Haiti, una crisi senza fine. La testimonianza di Suor Marcella Catozza

La Missionaria Francescana gestisce il Vilaj Italyen di Porte au Prince con l’aiuto di Agata Smeralda

Suor Marcella Catozza

Suor Marcella Catozza

«Sono ormai dieci giorni che, a causa della violenza che sta accadendo nel paese, non possiamo lasciare la Kay Pè Giuss: scuole chiuse, mercati e negozi sbarrati, barricate di pneumatici infuocati in strada, pompe di benzina assaltate, automobili incendiate e spari». La Kay Pè Giuss è una casa di accoglienza che ospita circa 140 bambini che si trova all’interno del Vilaj Italyen di Porte au Prince, ad Haiti. A descrivere la situazione è Suor Marcella Catozza (nella foto), Missionaria Francescana che gestisce il villaggio e porta avanti progetti benefici, sostenuti ogni mese da Agata Smeralda. «La città brucia, direbbe Nerone. Il paese è nel caos, dico io – prosegue Suor Marcella -. E mentre da voi i pastori rovesciano a terra ettolitri di latte noi non ce l’abbiamo, come non abbiamo pane, verdura, frutta... cominciano a scarseggiare i beni di prima necessità».

Come spiega la religiosa, il gourdes, la moneta locale, va a picco ogni giorno di più. Il costo della farina è triplicato, le attività chiudono e chi rimane aperto deve aumentare i prezzi. È difficile trovare anche il riso, perché gli importatori si sono bloccati: l’insicurezza del paese ha fatto rallentare le importazioni e l’annullamento delle franchigie doganali ha fatto il resto. La violenza è esplosa ovunque. «Noi stiamo bene e la Kay è come sempre piena di allegria, di vita e colori – spiega la religiosa -. Ieri pomeriggio abbiamo finito l’acqua non potabile... storia vecchia, ci siamo abituati ultimamente... ma senza cercare chissà quali aiuti, tanto abbiamo visto che non si muove nessuno. Ho chiamato Padre Rick con cui avevo lavorato i primi anni qui e che era venuto a trovarmi un po’ di tempo fa proprio per sapere come andavano le cose qui da noi. Mi aveva detto di chiamarlo se mi fosse servito aiuto e così... eccomi... e ovviamente oggi ci ha portato due camion di acqua, mettendoci ore per arrivare, contrattando a ogni barricata per farsi aprire, mettendo in campo i suoi boys e riuscendo a passare incolume con la sua colonna di mezzi. Due camion di acqua: uno per noi ed uno per la gente di Waf che, come noi, non sa più dove prenderla. E pochi minuti fa ce ne ha mandato un altro. Domani finiremo l’acqua potabile e vediamo come il buon Dio arriverà in nostro aiuto, che volto assumerà domani!»
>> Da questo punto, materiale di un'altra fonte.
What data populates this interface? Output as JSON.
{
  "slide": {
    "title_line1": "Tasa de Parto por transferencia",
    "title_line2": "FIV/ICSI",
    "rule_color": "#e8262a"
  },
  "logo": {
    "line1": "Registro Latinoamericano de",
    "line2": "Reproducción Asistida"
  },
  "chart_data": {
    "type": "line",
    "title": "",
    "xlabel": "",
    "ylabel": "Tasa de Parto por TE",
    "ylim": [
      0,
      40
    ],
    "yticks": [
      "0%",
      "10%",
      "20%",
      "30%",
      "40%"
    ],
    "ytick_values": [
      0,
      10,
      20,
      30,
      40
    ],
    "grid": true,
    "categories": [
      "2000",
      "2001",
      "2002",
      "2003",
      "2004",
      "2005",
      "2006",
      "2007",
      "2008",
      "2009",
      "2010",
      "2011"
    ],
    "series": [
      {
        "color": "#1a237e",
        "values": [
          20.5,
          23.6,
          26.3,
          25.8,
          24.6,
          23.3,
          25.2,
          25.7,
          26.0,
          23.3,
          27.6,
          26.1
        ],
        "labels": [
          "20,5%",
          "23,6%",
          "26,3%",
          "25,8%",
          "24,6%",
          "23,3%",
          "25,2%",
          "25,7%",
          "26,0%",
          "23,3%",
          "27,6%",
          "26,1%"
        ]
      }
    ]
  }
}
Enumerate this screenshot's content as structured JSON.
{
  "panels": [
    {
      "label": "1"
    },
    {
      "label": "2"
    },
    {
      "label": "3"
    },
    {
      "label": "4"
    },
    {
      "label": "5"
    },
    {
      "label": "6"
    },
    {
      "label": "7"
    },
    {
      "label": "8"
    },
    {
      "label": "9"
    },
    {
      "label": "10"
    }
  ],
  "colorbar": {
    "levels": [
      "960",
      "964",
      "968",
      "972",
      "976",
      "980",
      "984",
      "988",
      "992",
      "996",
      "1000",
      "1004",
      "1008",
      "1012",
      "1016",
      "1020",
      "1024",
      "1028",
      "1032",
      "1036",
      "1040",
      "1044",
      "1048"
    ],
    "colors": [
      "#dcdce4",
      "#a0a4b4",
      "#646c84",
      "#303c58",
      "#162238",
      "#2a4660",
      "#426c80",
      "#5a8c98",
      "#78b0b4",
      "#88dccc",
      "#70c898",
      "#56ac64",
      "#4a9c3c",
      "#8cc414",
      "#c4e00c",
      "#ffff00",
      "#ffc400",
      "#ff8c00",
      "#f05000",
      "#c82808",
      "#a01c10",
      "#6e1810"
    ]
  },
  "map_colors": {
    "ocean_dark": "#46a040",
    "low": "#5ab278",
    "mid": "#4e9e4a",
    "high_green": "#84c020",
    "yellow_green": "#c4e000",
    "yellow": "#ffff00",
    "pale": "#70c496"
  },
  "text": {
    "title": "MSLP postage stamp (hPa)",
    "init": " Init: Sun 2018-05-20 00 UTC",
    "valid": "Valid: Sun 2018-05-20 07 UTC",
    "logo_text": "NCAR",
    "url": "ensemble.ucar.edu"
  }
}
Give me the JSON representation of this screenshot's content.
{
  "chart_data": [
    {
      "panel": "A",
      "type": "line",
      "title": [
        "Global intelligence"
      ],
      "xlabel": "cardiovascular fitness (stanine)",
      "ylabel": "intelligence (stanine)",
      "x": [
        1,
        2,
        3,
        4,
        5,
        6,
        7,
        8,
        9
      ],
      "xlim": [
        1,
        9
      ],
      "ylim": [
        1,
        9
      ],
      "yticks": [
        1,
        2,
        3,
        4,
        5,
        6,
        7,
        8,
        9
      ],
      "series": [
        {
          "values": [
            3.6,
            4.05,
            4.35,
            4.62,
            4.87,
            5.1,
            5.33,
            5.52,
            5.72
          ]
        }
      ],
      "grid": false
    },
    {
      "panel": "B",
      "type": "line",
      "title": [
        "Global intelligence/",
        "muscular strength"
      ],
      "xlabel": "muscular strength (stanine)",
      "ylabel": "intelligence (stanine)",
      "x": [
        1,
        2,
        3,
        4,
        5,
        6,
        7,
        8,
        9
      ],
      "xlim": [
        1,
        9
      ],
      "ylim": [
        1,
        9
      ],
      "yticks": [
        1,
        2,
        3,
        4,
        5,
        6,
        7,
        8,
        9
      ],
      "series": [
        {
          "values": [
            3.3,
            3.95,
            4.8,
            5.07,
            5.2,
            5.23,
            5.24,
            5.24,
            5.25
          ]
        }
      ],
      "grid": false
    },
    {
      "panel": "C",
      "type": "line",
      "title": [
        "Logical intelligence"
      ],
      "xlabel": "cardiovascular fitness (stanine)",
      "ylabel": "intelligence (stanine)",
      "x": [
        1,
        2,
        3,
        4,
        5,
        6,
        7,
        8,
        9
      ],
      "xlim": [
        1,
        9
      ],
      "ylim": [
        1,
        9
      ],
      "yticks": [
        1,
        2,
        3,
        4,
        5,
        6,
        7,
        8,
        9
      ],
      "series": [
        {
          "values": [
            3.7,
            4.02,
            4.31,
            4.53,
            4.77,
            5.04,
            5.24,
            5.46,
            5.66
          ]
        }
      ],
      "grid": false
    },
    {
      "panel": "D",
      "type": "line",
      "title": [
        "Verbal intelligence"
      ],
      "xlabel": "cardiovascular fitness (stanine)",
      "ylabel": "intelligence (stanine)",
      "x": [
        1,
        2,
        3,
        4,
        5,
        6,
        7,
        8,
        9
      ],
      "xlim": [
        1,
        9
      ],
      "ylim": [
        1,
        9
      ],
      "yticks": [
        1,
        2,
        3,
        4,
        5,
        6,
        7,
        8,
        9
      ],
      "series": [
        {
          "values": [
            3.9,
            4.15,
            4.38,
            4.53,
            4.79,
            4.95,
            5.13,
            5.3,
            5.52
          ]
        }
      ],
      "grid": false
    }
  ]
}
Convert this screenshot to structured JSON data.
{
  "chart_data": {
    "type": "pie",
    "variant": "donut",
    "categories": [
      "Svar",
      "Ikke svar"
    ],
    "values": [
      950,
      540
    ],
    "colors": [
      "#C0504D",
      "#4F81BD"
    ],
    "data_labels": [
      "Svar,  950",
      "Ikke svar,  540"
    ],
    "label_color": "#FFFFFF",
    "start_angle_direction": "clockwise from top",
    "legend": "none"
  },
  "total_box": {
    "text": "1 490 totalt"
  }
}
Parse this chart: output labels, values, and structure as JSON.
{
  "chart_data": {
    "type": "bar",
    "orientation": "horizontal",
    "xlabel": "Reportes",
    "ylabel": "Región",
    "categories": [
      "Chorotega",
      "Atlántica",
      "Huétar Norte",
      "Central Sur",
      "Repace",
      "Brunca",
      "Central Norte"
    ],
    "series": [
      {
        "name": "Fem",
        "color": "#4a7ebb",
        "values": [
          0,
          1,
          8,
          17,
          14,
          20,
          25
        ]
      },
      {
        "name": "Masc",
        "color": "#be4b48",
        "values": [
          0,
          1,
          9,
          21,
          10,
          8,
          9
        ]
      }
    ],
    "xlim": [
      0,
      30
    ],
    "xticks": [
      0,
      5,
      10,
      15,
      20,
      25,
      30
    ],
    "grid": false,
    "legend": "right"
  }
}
La situazione è pesante, spiega Suor Marcella: basti pensare che è stato proclamato il ‘lok pey’, il blocco del paese. «Vogliono portare un milione di haitiani in strada a manifestare e, se le cose resteranno così, la gente scenderà sì in strada per fame e per sete - spiega Suor Marcella -. In tutto questo la nostra partenza dal Paese sarebbe impossibile in quanto non ce la faremmo a raggiungere l’aeroporto. Purtroppo il vero problema non è questo, ma piuttosto quello che ci sono stati rifiutati i visti purtroppo di tutti i tipi, sia turistici che di studio, finanche per i due quattordicenni per i quali eravamo davvero sicuri di poterli avere. Come a Monopoli, quindi, si riparte dal via senza paura, senza scoraggiamenti, senza lamentele, certi che chi compie i disegni è il Buon Dio e si tratta sempre di disegni buoni».

Nessuno si arrende. Da Haiti sono in contatto con il Viminale per capire come possa essere creato un corridoio umanitario che permetta la partenza dei bambini. «A Roma hanno mostrato di volerci aiutare davvero e stanno tutti sostenendo questa nostra partenza. Cambieranno i tempi certamente, ma l’attesa ci renderà più forti e certi, perché renderà sempre più evidenti le ragioni e l’amicizia che le sostiene e i nostri bambini impareranno che nella vita bisogna lottare per ciò in cui si crede».